Walt Disney has significantly reduced its investment in programming for traditional television networks to focus on maximizing audiences and profit in the streaming era, according to CEO Bob Iger. Returning as CEO in November 2022, Iger reassessed traditional media and recognized that channels like ABC still play a crucial role in marketing and reaching older viewers not engaged with Disney’s streaming content, such as “Abbott Elementary.”

Despite their continued importance, Disney has dramatically cut content investment for these traditional networks. At the MoffettNathanson’s 2024 Media, Internet, and Communications Conference, Iger stated, “We feel comfortable with our hand right now because we’re using those networks efficiently and effectively.”

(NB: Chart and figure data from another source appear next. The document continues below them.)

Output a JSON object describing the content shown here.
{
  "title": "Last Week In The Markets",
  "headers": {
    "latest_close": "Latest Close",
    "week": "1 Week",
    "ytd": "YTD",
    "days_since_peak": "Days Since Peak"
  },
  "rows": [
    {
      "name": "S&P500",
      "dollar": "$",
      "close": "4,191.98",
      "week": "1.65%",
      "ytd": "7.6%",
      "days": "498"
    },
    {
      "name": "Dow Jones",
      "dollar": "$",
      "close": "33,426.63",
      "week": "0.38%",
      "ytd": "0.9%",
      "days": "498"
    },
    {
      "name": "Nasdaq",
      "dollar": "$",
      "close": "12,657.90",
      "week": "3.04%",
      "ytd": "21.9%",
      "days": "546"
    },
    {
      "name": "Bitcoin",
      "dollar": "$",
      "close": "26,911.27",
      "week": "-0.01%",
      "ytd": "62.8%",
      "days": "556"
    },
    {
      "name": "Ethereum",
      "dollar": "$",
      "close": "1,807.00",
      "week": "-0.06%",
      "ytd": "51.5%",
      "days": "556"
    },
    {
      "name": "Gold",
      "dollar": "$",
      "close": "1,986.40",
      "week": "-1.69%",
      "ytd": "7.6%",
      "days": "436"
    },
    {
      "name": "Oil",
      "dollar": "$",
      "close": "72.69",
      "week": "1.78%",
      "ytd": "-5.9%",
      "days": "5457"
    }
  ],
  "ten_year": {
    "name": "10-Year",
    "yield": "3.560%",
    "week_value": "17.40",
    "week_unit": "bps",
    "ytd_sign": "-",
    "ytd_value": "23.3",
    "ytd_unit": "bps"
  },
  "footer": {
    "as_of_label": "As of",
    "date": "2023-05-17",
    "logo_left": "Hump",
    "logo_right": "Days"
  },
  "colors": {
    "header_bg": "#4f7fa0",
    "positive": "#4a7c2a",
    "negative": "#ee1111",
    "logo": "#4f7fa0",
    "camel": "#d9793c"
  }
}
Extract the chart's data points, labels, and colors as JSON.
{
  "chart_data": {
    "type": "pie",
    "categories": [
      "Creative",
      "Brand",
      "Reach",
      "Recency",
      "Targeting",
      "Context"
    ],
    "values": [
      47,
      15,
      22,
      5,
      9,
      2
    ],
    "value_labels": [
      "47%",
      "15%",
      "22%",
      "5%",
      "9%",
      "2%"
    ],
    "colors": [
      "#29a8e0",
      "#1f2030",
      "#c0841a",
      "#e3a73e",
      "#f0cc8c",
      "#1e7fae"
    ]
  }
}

Shows like “Abbott Elementary” and “Grey’s Anatomy” transition swiftly to Disney’s Hulu, drawing younger audiences. This strategy helps Disney amortize costs across platforms. Dana Walden, overseeing both traditional networks and streaming, plays a key role in this integrated approach. “We’re basically aggregating a greater audience, amortizing costs, and using the marketing of the traditional network to help in some cases,” Iger said. This approach is applied to Disney Channel, ABC, and National Geographic.

Iger also noted that while Disney’s theme parks have experienced double-digit revenue growth recently, sustaining such growth rates long-term may not be realistic. “We’ve had extraordinary growth, but delivering double-digit revenue growth well into the future is not necessarily achievable,” he commented.